I don’t often read books like “Sugar.” But the cover just looked too delicious (seriously, if I could eat it, I would), and the synopsis sounded equally appealing. I found myself enjoying this book a lot more than I thought I would, thanks to some of the laugh-out-loud dialogue between the characters and zany predicaments Charlie gets into.
The romance between Charlie and Kai seemed a bit rushed and underdeveloped, but otherwise I think the two of them balance out well as a couple. Kai, a diner owner and head cook, sees right through Charlie’s elitism and calls her on it every time. He’s straightforward but not cruel about it – I loved that.
The author did a good job of developing Charlie’s character. Her change of heart about being on a reality show comes about in such subtle ways that I was almost as surprised as she was at the way she “sells out.”
I feel like this book has all the makings of a great romantic comedy, one I would definitely watch.

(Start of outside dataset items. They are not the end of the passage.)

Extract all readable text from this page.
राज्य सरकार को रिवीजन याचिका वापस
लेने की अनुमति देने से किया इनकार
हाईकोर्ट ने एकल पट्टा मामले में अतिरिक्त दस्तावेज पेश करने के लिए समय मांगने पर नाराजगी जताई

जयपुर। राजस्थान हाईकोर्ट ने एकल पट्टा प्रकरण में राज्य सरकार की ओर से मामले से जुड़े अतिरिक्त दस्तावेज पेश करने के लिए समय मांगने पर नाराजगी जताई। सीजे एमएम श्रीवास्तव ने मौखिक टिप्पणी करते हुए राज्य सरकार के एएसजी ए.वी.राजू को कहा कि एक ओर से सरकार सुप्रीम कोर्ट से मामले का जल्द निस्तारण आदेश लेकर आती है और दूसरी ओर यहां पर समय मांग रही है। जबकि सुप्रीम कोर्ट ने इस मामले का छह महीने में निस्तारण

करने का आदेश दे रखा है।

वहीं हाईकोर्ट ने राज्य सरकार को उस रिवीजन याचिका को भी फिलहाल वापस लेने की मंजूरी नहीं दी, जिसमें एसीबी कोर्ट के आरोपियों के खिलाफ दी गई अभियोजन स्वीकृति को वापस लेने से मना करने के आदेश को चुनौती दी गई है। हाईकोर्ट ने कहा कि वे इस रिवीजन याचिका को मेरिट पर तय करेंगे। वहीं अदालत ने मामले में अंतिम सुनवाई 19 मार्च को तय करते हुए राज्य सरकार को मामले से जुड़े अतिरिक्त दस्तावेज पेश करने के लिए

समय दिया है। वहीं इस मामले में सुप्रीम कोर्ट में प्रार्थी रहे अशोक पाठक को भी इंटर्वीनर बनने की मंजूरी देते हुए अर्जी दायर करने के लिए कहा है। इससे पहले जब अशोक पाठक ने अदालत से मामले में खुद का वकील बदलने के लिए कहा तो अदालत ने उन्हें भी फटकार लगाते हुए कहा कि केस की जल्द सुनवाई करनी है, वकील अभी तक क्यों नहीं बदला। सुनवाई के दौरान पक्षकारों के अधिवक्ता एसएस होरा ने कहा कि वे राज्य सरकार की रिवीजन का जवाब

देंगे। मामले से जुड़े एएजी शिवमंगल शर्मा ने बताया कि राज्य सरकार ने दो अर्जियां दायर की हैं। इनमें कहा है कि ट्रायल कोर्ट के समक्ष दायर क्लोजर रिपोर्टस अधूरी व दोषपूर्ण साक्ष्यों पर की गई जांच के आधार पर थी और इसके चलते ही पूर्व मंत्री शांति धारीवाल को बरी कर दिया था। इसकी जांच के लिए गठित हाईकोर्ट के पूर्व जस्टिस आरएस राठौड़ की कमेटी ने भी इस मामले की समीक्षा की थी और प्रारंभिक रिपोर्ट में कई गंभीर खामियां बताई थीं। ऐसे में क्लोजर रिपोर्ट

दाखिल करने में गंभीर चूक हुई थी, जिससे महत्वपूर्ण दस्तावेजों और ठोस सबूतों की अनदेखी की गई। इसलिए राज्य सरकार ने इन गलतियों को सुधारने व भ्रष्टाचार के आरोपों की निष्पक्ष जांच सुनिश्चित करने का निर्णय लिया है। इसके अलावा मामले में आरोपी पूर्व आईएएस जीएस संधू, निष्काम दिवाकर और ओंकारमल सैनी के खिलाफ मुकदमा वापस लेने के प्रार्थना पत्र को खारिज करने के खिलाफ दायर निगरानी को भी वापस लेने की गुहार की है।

I received an ARC from NetGalley in exchange for an honest review.
About the author
Kimberly Stuart wants you to know that authors write their own bios and are hardly
reliable sources, particularly if they are writers of fiction. Nevertheless, there are a few facts that stand out:
1. Stuart loves a good story, both written and lived.
2. Stuart loves imported chocolate and her children, though the order of her affections sometimes gets muddled.
3. Stuart writes comedic women’s fiction that has an infusion of faith. However, she seems to make Christians nervous. Read at your own risk, then, and e-mail her publisher if you must.